Alcuni pazienti con insufficienza cardiaca presentano una combinazione di apnee ostruttive e centrali, con un maggior numero di apnee centrali nell'ultima parte della notte o quando il paziente viene sottoposto a pressione positiva delle vie aeree (PAP). La diagnosi di CSA-CSB richiede che si verifichino prevalentemente apnee e ipopnee centrali con una frequenza media di almeno 5/ora durante una polisonnografia diagnostica o la parte diagnostica o terapeutica di uno studio split-night. Per i pazienti con una combinazione di OSA e CSA-CSB, le apnee centrali possono comparire solo dopo l'eliminazione dell'ostruzione con la pressione positiva delle vie aeree. Nei pazienti con sindrome delle apnee centrali, il risveglio dal sonno tende a verificarsi allo zenit dello sforzo respiratorio tra apnee o ipopnee centrali contigue. Ciò può comportare una frammentazione del sonno.

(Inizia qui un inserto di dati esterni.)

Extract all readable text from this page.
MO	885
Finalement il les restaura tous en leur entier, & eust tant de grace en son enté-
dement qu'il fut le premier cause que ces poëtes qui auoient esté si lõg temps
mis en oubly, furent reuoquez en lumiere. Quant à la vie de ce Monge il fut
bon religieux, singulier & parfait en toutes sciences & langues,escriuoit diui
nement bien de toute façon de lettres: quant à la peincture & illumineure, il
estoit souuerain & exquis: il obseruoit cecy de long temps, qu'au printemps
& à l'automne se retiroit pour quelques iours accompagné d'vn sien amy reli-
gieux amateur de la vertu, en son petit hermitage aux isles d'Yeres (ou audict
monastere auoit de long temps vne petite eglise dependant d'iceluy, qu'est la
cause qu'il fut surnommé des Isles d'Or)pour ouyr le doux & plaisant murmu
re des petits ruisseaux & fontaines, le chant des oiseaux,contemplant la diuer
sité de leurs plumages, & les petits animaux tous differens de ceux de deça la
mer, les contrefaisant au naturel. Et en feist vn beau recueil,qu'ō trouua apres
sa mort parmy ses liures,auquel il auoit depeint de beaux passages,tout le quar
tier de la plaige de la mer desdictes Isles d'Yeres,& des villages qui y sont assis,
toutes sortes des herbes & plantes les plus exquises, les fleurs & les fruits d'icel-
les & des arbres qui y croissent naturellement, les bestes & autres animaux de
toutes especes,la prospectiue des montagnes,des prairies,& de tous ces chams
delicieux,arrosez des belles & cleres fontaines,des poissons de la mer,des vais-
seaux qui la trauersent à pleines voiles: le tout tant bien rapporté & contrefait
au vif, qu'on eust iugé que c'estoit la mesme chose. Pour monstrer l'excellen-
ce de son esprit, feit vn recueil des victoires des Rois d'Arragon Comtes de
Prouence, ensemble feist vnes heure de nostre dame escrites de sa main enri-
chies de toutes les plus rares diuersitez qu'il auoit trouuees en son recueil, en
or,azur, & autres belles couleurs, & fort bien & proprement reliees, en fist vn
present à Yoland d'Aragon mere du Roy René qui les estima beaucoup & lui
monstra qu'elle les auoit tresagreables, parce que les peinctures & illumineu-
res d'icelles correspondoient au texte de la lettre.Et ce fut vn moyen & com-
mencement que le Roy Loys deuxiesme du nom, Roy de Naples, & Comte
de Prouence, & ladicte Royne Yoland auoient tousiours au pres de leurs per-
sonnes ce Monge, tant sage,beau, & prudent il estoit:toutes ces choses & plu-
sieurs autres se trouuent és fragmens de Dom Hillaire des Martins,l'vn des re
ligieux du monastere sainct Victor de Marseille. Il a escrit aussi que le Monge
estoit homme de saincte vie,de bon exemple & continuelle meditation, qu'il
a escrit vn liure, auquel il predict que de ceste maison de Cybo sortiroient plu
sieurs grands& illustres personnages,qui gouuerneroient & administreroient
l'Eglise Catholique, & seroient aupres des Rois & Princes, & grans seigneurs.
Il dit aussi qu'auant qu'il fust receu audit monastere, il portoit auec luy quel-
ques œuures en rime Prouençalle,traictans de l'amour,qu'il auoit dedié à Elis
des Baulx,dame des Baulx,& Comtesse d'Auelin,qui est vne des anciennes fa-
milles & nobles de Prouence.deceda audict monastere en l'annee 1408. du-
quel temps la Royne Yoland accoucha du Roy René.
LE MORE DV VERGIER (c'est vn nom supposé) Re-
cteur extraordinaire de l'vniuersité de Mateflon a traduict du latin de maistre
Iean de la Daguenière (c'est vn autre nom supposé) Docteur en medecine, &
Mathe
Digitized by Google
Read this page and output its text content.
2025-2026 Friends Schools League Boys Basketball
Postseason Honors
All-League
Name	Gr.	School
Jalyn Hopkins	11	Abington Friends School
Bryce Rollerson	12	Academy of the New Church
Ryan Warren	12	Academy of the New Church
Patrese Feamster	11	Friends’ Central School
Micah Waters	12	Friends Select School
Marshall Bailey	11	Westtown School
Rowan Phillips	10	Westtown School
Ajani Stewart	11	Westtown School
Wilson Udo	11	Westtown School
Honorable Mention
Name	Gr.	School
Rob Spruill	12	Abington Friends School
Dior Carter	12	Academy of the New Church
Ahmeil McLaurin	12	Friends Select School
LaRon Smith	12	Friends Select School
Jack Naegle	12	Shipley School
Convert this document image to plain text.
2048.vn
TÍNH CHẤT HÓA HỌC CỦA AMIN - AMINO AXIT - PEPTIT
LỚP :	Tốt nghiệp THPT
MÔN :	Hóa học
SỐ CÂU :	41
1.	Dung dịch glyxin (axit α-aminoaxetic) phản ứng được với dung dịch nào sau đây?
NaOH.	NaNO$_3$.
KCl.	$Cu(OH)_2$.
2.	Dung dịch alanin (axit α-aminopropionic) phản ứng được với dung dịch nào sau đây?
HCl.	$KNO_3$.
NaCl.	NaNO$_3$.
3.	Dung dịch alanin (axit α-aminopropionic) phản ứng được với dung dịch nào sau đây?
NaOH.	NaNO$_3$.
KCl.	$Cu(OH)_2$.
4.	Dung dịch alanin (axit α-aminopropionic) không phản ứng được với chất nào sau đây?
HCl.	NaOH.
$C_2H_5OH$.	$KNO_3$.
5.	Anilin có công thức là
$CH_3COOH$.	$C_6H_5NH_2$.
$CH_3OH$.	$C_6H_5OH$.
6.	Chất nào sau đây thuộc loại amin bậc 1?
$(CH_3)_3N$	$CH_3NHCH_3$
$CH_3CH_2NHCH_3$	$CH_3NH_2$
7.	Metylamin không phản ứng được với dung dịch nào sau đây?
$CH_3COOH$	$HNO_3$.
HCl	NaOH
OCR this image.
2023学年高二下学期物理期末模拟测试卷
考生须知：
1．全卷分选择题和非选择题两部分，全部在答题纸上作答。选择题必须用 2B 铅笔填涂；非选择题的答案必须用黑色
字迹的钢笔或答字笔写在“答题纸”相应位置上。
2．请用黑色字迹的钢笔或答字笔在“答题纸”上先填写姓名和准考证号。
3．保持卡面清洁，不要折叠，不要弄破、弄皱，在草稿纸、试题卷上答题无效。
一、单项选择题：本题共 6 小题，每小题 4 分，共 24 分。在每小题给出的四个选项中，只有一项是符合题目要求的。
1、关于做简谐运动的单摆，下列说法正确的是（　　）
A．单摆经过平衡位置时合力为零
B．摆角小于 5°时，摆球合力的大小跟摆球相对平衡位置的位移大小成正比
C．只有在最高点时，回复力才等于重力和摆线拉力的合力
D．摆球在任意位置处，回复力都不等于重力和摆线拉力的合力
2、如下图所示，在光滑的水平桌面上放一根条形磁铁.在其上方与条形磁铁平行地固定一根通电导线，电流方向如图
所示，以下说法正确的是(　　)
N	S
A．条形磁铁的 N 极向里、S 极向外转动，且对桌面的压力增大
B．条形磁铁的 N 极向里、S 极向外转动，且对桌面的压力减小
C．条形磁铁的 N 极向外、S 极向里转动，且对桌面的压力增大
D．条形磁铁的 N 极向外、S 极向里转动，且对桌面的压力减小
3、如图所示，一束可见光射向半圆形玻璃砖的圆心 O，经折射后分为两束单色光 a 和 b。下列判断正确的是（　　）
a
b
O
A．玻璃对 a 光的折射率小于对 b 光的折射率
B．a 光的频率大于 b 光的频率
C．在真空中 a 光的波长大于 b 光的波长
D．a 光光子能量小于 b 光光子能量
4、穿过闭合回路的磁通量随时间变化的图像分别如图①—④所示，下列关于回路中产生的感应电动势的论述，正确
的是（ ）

Tuttavia, i pazienti possono lamentare un sonno notturno disturbato o dispnea notturna piuttosto che sonnolenza diurna.
I soggetti con CSB durante il sonno possono presentare eccessiva sonnolenza diurna, insonnia o dispnea notturna.
Poiché gli studi hanno dimostrato che circa il 60% dei pazienti con insufficienza cardiaca presenta una qualche forma di apnea nel sonno, è indicato indagare l’aspetto respiratorio in questi soggetti. Considerando che alcuni studi suggeriscono che la presenza di CSA-CSB durante la veglia sia associata a una prognosi peggiore. Anche se l'insufficienza cardiaca è la causa principale di CSA-CSB, studi recenti suggeriscono che possa comparire dopo un ictus. Raramente la CSA-CSB può presentarsi in forma idiopatica o essere associata a insufficienza renale.